The frauds perpetrated by the enterprise have consisted of, among other frauds, business email compromises, romance scams, and fraud schemes related to the novel coronavirus/COVID-19 pandemic.
The objective of the enterprise’s business email compromise fraud scheme was to trick and deceive businesses into wiring funds into accounts controlled by the Enterprise through the use of email accounts that “spoofed” or impersonated employees of a victim company or third parties engaged in business with a victim company.
The Enterprise also conducted the romance scams by using electronic messages sent via email, text messaging, or online dating websites that deluded victims, many of whom were vulnerable older men and women who lived alone, into believing the victim was in a romantic relationship with a fake identity assumed by members of the Enterprise. Once members of the Enterprise had gained the trust of the victims using the fake identity, they used false pretences to cause the victims to wire money to bank accounts the victims believed were controlled by their romantic interests, when in fact the bank accounts were controlled by members of the Enterprise.
Finally, the enterprise submitted fraudulent loan applications through a loan program of the United States Small Business Administration (the “SBA”) designed to provide relief to small businesses during the COVID-19 pandemic, namely the Economic Injury Disaster Loan (“EIDL”) Program. The Enterprise submitted fraudulent EIDL applications in the names of actual companies to the SBA and when an EIDL loan was approved, the funds were ultimately deposited in bank accounts controlled by members of the Enterprise.
Asante and other members of the Enterprise received fraud proceeds from victims of the Enterprise in dozens of business bank accounts that they controlled in New York, New Jersey, and Virginia.
The business bank accounts were opened in the names of companies formed by Asante and other members of the Enterprise that were purportedly involved in, among other things, automobile sales, food imports and exports, and freight trucking and shipping.
Once Asante received fraud proceeds in bank accounts under his control, he withdrew, transported, and laundered those fraud proceeds to other members of the Enterprise abroad.

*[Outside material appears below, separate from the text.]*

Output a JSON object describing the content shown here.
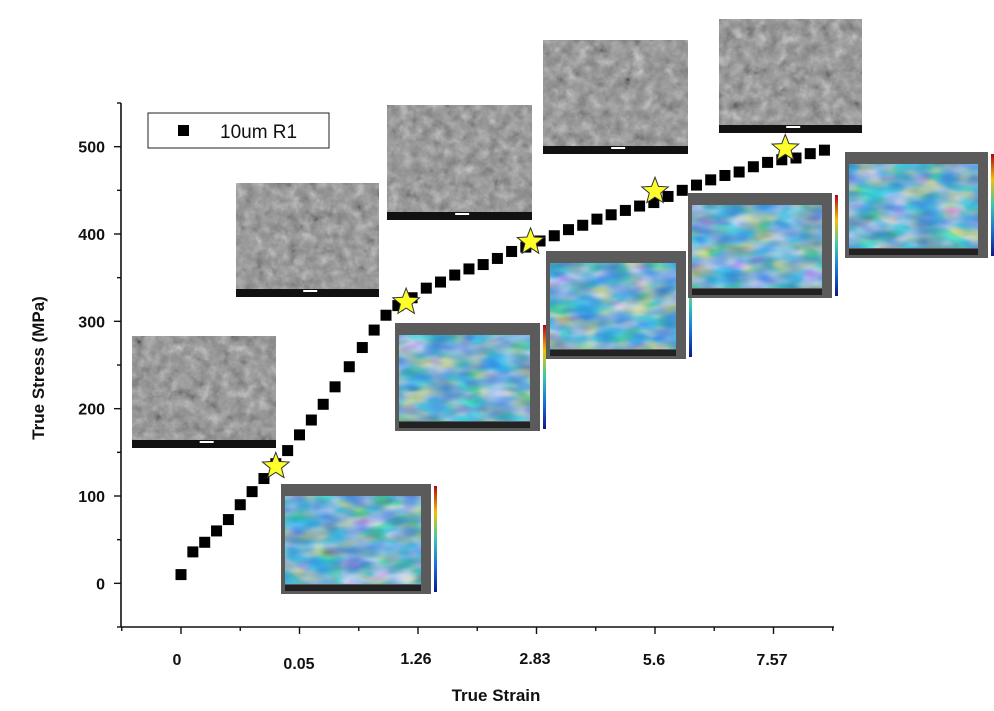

He primarily laundered the fraud proceeds through his businesses by using the proceeds to purchase automobiles, food products, and other goods from US-based suppliers and distributors of such products and shipping those products to Ghana and elsewhere.
These transactions had the appearance of legitimate business transactions when, in fact, the products had been purchased using the proceeds of fraud schemes.
Asante’s co-defendant in the case, Lord Aning, was previously sentenced to two years in prison on February 28, 2022.